The hardware (specifically, the MMU, which is part of the CPU) determines what page sizes are possible. There is no relation to the processor register size and only an indirect relation to the address space size (in that the MMU determines both).
Almost all architectures support a 4kB page size. Some architectures support larger pages (and a few also support smaller pages), but 4kB is a very widespread default.
Linux supports two page sizes:
- Normal-sized pages, which I believe are 4kB by default on all architectures, though some architectures allow other values, e.g. 16kB on ARM64 or 8kB, 16kB or 64kB on IA64. These correspond to the deepest level of descriptors on the MMU (what Linux calls PTE).
- Huge pages, if compiled in (
CONFIG_HUGETLB_PAGE is necessary, and
CONFIG_HUGETLBFS as well for most uses). This corresponds to the second-deepest level of MMU descriptors (what Linux calls PMD) (or at least it usually does, I don't know if this holds on all architectures).
The page size is a compromise between memory usage, memory usage and speed.
- A larger page size means more waste when a page is partially used, so the system runs out of memory sooner.

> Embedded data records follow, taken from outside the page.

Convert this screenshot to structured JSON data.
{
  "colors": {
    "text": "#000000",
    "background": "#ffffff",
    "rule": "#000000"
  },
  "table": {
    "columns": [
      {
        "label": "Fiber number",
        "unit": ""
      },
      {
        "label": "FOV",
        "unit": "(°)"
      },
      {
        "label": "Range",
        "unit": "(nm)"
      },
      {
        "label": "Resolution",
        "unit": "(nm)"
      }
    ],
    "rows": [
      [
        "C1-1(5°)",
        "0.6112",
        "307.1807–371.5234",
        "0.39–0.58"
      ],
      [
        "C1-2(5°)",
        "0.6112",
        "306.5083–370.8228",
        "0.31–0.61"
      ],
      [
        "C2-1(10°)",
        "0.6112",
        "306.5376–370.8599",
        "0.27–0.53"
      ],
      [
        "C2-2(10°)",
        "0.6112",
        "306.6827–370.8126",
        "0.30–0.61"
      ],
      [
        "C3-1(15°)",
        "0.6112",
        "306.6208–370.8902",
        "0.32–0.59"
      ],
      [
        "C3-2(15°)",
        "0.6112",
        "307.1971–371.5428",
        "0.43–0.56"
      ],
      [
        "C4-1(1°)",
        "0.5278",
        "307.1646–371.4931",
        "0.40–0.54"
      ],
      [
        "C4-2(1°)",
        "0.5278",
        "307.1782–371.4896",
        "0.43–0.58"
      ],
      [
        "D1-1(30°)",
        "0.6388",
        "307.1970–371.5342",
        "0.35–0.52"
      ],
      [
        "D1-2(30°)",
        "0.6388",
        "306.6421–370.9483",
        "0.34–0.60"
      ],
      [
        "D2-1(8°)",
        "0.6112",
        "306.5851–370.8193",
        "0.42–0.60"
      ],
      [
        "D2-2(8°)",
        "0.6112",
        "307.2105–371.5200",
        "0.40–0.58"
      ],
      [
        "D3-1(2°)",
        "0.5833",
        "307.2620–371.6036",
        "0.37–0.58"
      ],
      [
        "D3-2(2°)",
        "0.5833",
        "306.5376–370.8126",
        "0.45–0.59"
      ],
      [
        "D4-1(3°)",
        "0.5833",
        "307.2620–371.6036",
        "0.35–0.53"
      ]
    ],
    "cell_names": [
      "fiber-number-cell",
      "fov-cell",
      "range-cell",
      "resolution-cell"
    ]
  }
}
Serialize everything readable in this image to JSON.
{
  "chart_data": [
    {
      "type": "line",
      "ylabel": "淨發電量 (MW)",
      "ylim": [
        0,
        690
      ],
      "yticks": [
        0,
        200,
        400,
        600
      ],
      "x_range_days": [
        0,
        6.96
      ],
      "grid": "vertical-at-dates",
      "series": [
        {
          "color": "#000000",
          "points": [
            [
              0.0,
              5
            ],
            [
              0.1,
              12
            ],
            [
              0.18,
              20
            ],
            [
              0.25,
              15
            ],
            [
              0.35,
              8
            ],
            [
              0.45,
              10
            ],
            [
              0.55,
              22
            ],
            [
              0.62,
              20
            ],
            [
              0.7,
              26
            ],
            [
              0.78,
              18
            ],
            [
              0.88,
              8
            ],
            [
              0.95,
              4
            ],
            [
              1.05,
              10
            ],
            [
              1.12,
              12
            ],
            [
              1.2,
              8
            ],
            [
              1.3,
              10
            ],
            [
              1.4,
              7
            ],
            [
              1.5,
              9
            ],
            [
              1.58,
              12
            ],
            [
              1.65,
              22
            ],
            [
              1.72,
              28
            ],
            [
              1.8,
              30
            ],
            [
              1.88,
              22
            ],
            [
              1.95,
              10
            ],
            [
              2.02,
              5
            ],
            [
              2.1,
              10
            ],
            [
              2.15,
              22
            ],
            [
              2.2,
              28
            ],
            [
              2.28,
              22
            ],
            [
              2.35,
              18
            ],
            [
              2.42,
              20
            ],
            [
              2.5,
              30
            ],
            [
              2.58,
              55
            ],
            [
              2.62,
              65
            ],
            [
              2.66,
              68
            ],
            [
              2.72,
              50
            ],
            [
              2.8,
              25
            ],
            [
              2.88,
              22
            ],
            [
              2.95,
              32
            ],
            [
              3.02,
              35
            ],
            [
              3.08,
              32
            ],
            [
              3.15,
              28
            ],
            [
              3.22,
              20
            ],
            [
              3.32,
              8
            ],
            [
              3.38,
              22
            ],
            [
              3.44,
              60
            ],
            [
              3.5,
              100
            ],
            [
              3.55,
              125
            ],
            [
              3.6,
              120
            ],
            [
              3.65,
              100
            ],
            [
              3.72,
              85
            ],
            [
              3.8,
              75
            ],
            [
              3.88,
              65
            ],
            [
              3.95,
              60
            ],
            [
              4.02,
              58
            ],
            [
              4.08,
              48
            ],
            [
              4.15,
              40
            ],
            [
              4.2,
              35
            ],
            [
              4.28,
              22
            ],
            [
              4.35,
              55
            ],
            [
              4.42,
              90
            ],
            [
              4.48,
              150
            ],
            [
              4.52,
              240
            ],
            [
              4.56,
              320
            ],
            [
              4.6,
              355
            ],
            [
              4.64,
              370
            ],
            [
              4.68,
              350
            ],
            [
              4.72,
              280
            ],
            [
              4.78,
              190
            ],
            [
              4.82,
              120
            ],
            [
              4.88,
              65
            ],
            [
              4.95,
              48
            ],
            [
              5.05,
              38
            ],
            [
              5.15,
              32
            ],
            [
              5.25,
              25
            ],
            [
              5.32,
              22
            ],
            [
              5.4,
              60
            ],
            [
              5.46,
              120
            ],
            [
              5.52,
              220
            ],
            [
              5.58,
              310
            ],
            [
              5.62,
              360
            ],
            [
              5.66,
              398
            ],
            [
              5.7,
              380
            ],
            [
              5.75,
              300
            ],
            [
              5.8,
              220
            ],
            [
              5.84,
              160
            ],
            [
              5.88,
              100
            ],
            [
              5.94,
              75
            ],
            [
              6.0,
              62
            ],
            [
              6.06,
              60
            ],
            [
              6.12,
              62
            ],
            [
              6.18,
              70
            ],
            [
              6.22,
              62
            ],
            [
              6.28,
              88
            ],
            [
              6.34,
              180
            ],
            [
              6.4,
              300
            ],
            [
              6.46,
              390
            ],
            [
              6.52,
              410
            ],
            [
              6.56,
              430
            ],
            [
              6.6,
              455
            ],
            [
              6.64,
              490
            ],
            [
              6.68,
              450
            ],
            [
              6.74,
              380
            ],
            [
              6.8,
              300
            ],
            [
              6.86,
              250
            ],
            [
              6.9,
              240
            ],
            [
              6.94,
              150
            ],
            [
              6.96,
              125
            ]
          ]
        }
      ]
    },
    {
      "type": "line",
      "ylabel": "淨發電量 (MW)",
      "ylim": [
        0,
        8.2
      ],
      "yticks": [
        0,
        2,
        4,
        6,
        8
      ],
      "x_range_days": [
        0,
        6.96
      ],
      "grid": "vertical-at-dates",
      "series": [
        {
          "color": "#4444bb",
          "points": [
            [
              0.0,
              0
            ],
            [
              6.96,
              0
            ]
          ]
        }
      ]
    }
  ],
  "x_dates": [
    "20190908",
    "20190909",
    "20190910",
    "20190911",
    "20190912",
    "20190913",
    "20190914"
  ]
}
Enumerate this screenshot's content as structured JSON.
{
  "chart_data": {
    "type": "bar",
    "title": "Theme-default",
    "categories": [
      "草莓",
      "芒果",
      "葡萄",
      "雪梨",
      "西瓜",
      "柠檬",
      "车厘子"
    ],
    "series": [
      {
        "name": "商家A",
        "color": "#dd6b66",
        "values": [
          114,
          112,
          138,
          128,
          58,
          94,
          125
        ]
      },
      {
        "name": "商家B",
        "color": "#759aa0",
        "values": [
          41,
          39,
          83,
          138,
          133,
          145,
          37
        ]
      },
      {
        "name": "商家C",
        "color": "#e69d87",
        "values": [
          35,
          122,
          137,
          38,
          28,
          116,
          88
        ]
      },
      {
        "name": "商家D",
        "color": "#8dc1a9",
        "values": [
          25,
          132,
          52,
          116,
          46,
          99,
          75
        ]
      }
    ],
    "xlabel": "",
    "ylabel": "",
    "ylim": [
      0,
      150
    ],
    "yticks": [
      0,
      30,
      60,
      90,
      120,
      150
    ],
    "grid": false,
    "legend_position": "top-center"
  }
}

- A deeper MMU descriptor level means more kernel memory for page tables.
- A deeper MMU descriptor level means more time spent in page table traversal.
The gains of larger page sizes are tiny for most applications, whereas the cost is substantial. This is why most systems use only normal-sized pages.
You can query the (normal) page size on your system with the
getconf utility or the C function
$ getconf PAGE_SIZE
Using huge pages requires mounting the
hugetlbfs filesystem and
mmapping files there.